Я предпочитаю начинать с рассмотрения эффекта. Постоянно держа в поле зрения оригинальность — ибо тот, кто решается обойтись без столь очевидного и столь легко достижимого источника интереса, неверен самому себе, — я говорю себе, прежде всего: «Из бесчисленных эффектов или впечатлений, к которым восприимчивы сердце, интеллект или (более широко) душа, какой именно я выберу в данном случае?» Выбрав новый, во-первых, и, во-вторых, яркий эффект, я обдумываю, может ли он быть лучше всего достигнут через инцидент или тон — через обычные инциденты и своеобразный тон, или наоборот, или через своеобразие как инцидента, так и тона, — после чего оглядываюсь вокруг (или, скорее, внутрь себя) в поисках таких комбинаций событий или тона, которые наилучшим образом помогут мне в создании эффекта.
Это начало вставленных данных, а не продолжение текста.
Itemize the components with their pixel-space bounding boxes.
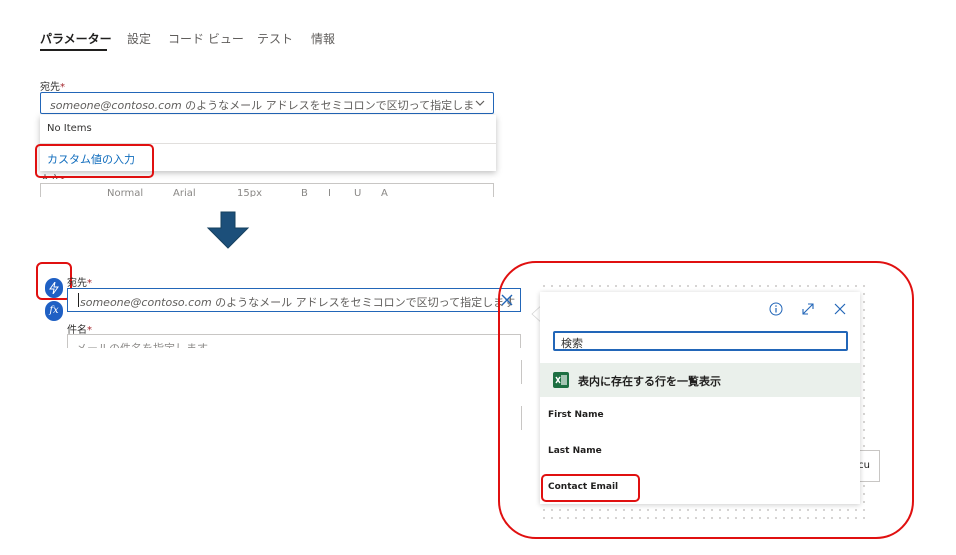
chevron-down-icon[interactable] [474, 97, 486, 109]
no-items-text: No Items [47, 123, 92, 134]
italic-button[interactable]: I [328, 188, 331, 197]
to-field-label: 宛先* [40, 82, 65, 93]
to-input-placeholder: someone@contoso.com のようなメール アドレスをセミコロンで区… [50, 99, 475, 112]
body-editor-toolbar: Normal Arial 15px B I U A [40, 183, 494, 197]
tab-code-view[interactable]: コード ビュー [168, 30, 244, 47]
highlight-custom-value [35, 144, 154, 178]
underline-button[interactable]: U [354, 188, 361, 197]
tab-settings[interactable]: 設定 [127, 30, 151, 47]
text-caret [78, 293, 79, 307]
tab-parameters[interactable]: パラメーター [40, 30, 112, 47]
tab-test[interactable]: テスト [257, 30, 293, 47]
to-input-placeholder-2: someone@contoso.com のようなメール アドレスをセミコロンで区… [80, 296, 516, 309]
bold-button[interactable]: B [301, 188, 308, 197]
subject-placeholder: メールの件名を指定します [76, 340, 208, 348]
font-size-select[interactable]: 15px [237, 188, 262, 197]
to-input-active[interactable]: someone@contoso.com のようなメール アドレスをセミコロンで区… [67, 288, 521, 312]
to-input[interactable]: someone@contoso.com のようなメール アドレスをセミコロンで区… [40, 92, 494, 114]
expression-button[interactable]: fx [45, 301, 63, 321]
active-tab-underline [40, 49, 107, 51]
tab-info[interactable]: 情報 [311, 30, 335, 47]
to-field-label-2: 宛先* [67, 278, 92, 289]
font-style-select[interactable]: Normal [107, 188, 143, 197]
down-arrow-icon [206, 211, 250, 249]
font-family-select[interactable]: Arial [173, 188, 196, 197]
font-color-button[interactable]: A [381, 188, 388, 197]
highlight-popup-region [498, 261, 914, 539]
subject-input[interactable]: メールの件名を指定します [67, 334, 521, 348]
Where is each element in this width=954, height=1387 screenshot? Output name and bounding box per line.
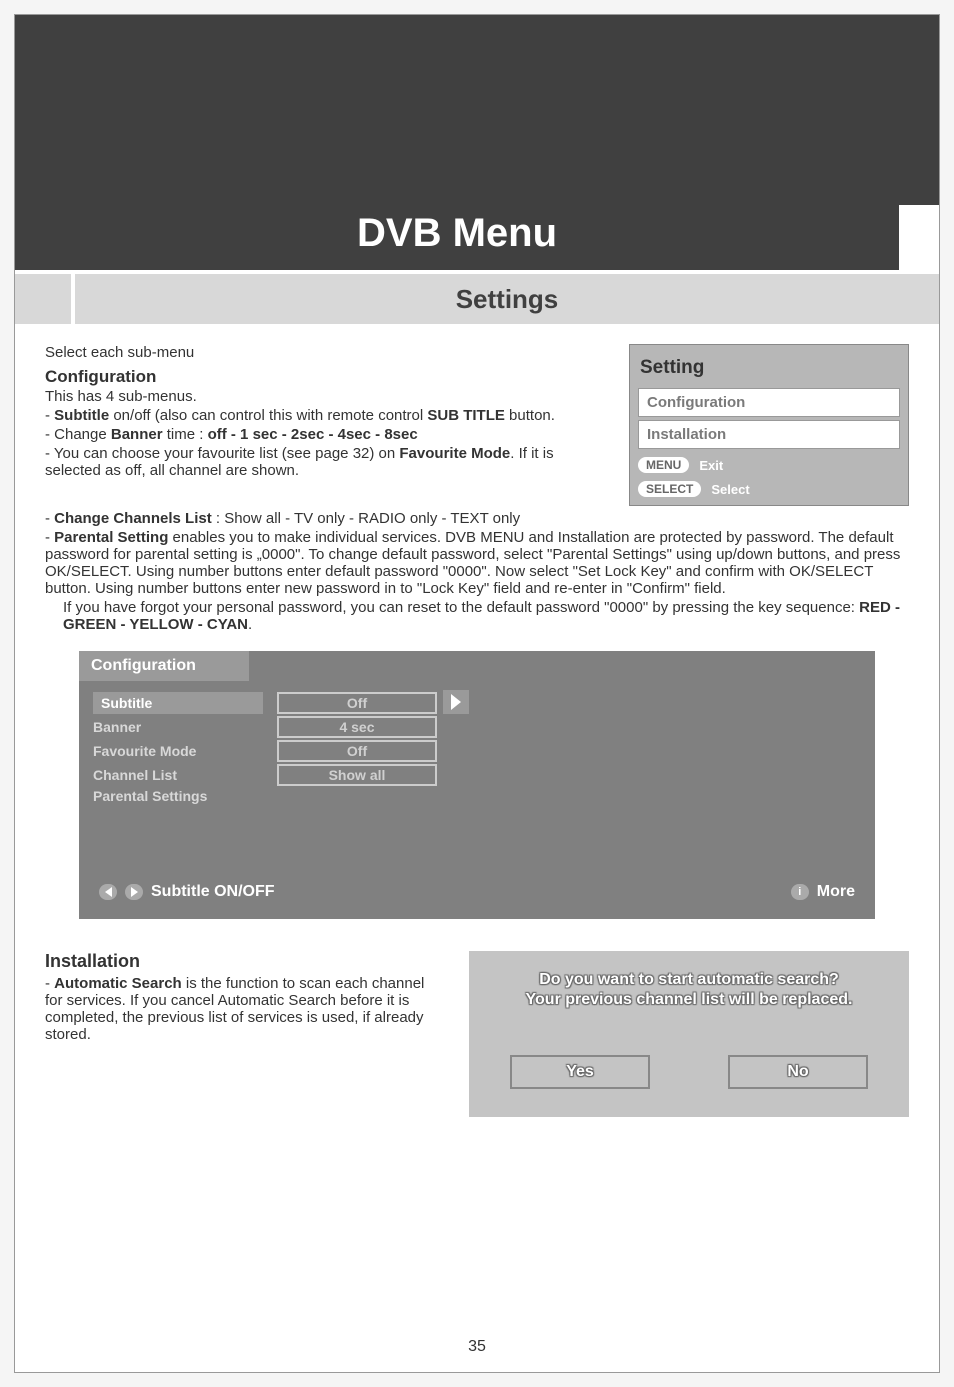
config-row[interactable]: Favourite Mode Off <box>79 739 875 763</box>
panel-row-installation[interactable]: Installation <box>638 420 900 449</box>
config-row-value: Off <box>277 740 437 762</box>
footer-right-label: More <box>817 883 855 901</box>
footer-left-label: Subtitle ON/OFF <box>151 883 275 901</box>
bullet-auto-search: - Automatic Search is the function to sc… <box>45 975 445 1043</box>
menu-pill-label: Exit <box>699 458 723 473</box>
config-row-value: 4 sec <box>277 716 437 738</box>
bullet-banner: - Change Banner time : off - 1 sec - 2se… <box>45 426 611 443</box>
menu-pill[interactable]: MENU <box>638 457 689 473</box>
config-screenshot: Configuration SubtitleOffBanner4 secFavo… <box>79 651 875 919</box>
dialog-line-1: Do you want to start automatic search? <box>491 971 887 989</box>
no-button[interactable]: No <box>728 1055 868 1089</box>
nav-left-icon[interactable] <box>99 884 117 900</box>
chevron-right-icon[interactable] <box>451 694 461 710</box>
config-heading: Configuration <box>45 367 611 387</box>
config-row-label: Favourite Mode <box>93 743 263 759</box>
header-strip-left <box>15 274 71 324</box>
yes-button[interactable]: Yes <box>510 1055 650 1089</box>
bullet-favourite: - You can choose your favourite list (se… <box>45 445 611 479</box>
select-pill[interactable]: SELECT <box>638 481 701 497</box>
config-row[interactable]: Banner 4 sec <box>79 715 875 739</box>
bullet-channel-list: - Change Channels List : Show all - TV o… <box>45 510 909 527</box>
config-row-label: Banner <box>93 719 263 735</box>
page-title: DVB Menu <box>15 205 899 270</box>
installation-heading: Installation <box>45 951 445 972</box>
page-number: 35 <box>15 1338 939 1356</box>
config-row[interactable]: Subtitle Off <box>79 691 875 715</box>
bullet-parental: - Parental Setting enables you to make i… <box>45 529 909 597</box>
config-row[interactable]: Channel List Show all <box>79 763 875 787</box>
select-pill-label: Select <box>711 482 749 497</box>
config-row[interactable]: Parental Settings <box>79 787 875 805</box>
panel-title: Setting <box>638 353 900 385</box>
config-row-label: Subtitle <box>93 692 263 714</box>
reset-note: If you have forgot your personal passwor… <box>45 599 909 633</box>
page-subtitle: Settings <box>75 274 939 324</box>
info-icon[interactable]: i <box>791 884 809 900</box>
search-dialog: Do you want to start automatic search? Y… <box>469 951 909 1117</box>
setting-panel: Setting Configuration Installation MENU … <box>629 344 909 506</box>
config-row-value: Off <box>277 692 437 714</box>
nav-right-icon[interactable] <box>125 884 143 900</box>
bullet-subtitle: - Subtitle on/off (also can control this… <box>45 407 611 424</box>
config-row-label: Parental Settings <box>93 788 263 804</box>
intro-text: Select each sub-menu <box>45 344 611 361</box>
config-screen-title: Configuration <box>79 651 249 681</box>
dialog-line-2: Your previous channel list will be repla… <box>491 991 887 1009</box>
config-row-value: Show all <box>277 764 437 786</box>
panel-row-configuration[interactable]: Configuration <box>638 388 900 417</box>
config-sub: This has 4 sub-menus. <box>45 388 611 405</box>
config-row-label: Channel List <box>93 767 263 783</box>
Я часто думал, какой интересной могла бы быть журнальная статья, написанная любым автором, который бы — то есть, который мог бы — подробно, шаг за шагом, описать процессы, посредством которых любое из его произведений достигло своей конечной точки завершения. Почему такая статья никогда не была представлена миру, я затрудняюсь сказать, — но, возможно, авторское тщеславие имело большее отношение к этому упущению, чем любая другая причина. Большинство писателей — поэты в особенности — предпочитают, чтобы их понимали как сочиняющих посредством своего рода прекрасного безумия — экстатической интуиции — и положительно содрогнулись бы, позволив публике заглянуть за кулисы, на сложные и колеблющиеся сырые мысли — на истинные цели, схваченные только в последний момент — на бесчисленные проблески идеи, которые не достигли зрелости полного видения — на полностью созревшие фантазии, отброшенные в отчаянии как неуправляемые — на осторожные отборы и исключения — на мучительные исправления и вставки — одним словом, на колеса и шестерни — на снасти для смены декораций — на стремянки и демонические люки — на петушиные перья, красную краску и черные пластыри, которые в девяноста девяти случаях из ста составляют реквизит литературного лицедея.